Here is a straw man proposal for a new subgroup structure reflecting a a rough functional grouping of the important services. Of course they should all be open and extensible so the system can grow organically. We can discuss what is "essential" and what is "extension" within each subgroup. Each subgroup also involves linkages with other WGs.

  • Slices. Programmatic control/orchestration for GENI experiments. Specifying, discoverying, allocating, and configuring end-to-end resources for a slice. Also deals with issues of slice visibility, containment, and reach.
  • Information Plane. The focus here is on monitoring and instrumentation of a slice (measurement plane), but it will be useful to consider it in the larger context. What can an experimenter (or a facility monitor) know about a slice? Includes time and space issues, e.g., geographic localization, topology. What facilities are offered to collect and process data from an experiment?
  • Building Blocks. GENI will have an artifact repository for software packages, standard data sets, workloads, faultloads, etc. How can we make it easy for researchers to combine components into a complete configuration, provision a slice for the experiment, and assemble tool chains to process the data? In scope: packaging formats, virtual appliances, validating/certifying configurations, artifact rankings/reputation.
  • FDR. Faults, Diagnosis, and Repair.
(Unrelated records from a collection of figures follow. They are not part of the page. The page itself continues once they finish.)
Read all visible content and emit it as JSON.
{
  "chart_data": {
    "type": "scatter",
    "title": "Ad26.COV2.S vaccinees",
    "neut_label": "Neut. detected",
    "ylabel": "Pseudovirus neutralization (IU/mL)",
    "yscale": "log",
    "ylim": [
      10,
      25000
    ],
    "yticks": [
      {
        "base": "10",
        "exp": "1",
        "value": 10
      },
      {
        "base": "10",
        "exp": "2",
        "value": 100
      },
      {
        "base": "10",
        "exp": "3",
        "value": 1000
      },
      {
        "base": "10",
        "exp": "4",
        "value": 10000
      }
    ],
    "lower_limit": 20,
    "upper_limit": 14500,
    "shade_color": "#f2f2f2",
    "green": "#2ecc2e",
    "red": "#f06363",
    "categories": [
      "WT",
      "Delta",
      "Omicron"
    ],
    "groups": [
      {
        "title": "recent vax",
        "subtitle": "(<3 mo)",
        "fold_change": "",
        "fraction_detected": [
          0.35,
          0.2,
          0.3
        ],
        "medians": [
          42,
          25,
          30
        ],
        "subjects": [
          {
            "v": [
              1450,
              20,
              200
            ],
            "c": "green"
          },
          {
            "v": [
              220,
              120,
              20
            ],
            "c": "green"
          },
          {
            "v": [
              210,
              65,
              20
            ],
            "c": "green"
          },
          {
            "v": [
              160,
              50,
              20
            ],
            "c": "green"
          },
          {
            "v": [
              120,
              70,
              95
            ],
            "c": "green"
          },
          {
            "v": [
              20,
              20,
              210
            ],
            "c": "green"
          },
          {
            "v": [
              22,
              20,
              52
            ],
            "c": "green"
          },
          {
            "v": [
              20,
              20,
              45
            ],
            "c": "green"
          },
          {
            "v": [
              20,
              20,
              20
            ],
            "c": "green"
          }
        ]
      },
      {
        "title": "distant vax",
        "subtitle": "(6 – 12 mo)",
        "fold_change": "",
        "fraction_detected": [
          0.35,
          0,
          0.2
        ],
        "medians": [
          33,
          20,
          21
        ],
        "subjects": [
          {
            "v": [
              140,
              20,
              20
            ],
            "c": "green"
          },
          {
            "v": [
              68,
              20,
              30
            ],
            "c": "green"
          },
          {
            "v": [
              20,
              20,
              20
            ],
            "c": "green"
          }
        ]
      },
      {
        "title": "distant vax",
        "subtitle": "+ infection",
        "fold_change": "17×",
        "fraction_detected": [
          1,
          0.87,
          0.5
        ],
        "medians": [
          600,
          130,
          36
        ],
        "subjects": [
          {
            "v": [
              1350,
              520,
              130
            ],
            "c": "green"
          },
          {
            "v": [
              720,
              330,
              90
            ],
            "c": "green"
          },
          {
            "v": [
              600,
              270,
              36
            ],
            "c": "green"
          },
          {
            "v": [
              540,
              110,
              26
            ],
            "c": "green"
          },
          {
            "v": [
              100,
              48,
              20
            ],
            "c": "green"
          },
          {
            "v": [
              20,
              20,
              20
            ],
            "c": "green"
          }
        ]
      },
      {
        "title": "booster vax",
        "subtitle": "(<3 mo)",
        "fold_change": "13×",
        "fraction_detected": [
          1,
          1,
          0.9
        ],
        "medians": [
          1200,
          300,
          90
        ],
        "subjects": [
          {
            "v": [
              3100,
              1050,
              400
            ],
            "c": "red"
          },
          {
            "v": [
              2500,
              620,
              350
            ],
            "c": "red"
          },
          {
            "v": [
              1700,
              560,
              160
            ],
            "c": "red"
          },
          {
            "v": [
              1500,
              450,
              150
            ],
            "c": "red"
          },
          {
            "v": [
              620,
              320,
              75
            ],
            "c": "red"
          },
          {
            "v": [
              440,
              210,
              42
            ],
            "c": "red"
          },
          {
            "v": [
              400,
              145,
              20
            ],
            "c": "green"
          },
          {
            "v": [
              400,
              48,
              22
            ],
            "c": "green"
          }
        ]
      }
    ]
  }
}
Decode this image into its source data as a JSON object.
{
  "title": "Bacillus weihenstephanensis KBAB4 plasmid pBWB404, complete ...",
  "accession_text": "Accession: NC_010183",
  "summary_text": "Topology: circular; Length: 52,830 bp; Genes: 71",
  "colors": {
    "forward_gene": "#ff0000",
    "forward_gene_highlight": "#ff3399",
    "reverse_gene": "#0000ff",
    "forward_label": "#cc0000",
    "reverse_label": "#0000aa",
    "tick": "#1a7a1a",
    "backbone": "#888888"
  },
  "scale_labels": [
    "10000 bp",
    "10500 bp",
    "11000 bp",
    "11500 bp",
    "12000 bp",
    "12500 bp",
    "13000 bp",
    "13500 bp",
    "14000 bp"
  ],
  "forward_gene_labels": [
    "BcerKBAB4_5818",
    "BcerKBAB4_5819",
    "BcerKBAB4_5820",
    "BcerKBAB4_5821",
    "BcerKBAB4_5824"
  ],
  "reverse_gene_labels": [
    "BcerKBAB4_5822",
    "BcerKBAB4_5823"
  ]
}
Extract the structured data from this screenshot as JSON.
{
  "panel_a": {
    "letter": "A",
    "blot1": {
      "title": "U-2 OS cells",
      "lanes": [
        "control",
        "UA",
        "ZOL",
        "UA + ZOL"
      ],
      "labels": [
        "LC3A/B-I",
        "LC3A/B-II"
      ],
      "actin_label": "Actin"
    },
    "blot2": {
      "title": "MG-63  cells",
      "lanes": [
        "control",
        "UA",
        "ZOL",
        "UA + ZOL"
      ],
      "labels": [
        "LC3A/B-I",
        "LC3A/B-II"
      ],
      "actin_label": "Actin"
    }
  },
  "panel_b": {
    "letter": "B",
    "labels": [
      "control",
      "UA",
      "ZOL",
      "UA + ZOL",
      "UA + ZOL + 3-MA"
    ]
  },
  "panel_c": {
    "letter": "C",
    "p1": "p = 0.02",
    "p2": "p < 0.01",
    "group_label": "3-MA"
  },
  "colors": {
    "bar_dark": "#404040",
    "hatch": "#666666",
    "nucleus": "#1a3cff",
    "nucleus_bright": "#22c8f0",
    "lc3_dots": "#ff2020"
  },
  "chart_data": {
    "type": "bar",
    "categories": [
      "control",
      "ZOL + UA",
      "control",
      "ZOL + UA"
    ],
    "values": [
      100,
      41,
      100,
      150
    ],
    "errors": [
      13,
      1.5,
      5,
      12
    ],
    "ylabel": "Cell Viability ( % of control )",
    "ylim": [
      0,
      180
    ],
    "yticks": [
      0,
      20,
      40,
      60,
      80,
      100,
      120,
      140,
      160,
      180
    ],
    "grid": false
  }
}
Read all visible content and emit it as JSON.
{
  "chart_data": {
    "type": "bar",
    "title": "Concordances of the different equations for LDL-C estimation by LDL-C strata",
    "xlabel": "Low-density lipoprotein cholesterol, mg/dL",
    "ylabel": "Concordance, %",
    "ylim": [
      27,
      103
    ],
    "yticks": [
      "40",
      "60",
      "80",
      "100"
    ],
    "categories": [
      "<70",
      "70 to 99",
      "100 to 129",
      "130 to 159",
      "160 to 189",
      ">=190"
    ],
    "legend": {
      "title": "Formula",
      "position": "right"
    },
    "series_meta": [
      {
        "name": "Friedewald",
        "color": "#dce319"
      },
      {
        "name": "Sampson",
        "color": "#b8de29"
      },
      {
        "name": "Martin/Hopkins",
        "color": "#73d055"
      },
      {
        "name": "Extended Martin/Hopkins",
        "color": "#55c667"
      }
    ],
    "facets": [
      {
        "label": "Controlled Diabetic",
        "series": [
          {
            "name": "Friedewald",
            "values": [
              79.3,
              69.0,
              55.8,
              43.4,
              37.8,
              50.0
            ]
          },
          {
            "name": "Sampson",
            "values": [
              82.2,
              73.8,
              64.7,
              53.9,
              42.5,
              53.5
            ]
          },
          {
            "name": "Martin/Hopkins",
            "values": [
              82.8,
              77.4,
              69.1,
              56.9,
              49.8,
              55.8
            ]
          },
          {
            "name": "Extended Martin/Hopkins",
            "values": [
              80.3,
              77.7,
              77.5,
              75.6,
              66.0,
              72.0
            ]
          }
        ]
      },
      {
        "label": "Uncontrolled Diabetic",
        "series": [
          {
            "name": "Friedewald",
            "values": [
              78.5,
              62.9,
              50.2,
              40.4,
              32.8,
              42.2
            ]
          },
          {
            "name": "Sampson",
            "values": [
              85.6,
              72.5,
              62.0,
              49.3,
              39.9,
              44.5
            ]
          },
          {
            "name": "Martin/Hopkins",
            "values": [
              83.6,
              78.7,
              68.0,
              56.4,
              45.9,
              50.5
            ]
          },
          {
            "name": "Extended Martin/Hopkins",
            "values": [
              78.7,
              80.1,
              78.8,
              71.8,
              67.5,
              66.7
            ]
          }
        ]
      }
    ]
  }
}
Fault injection for running experiments, fault detection and reporting, slice repair, snapshot/restart, suspend/resume, invariant checking, event logging.

Cross-cutting Issues

There are several cross-cutting issues that will engage all of the subgroups. These could be (and have been) an alternative basis for organizing subgroups, rather than organizing them along major functional groupings. Here are some of the important cross-cutting issues:

  • Representations of slices as combinations of resource types and locations, artifacts, and configurations.
  • Storage. The proposed subgroup structure separates the various uses of storage for independent consideration, e.g., artifact repositories, snapshots, instrumentation data, and local scratch storage for virtual machines. The idea here is to focus on the higher-level services and their representations, on the premise that we can build these essential services (and many other extensions) above a sliverable raw storage substrate.
  • Security. All users of the core GENI services will have strong identities endorsed keypairs as the foundations of a security architecture. We can consider issues of trust management and authorization in the context of each high-level service.
  • Other: incentives, configuration scripting, naming, etc., etc.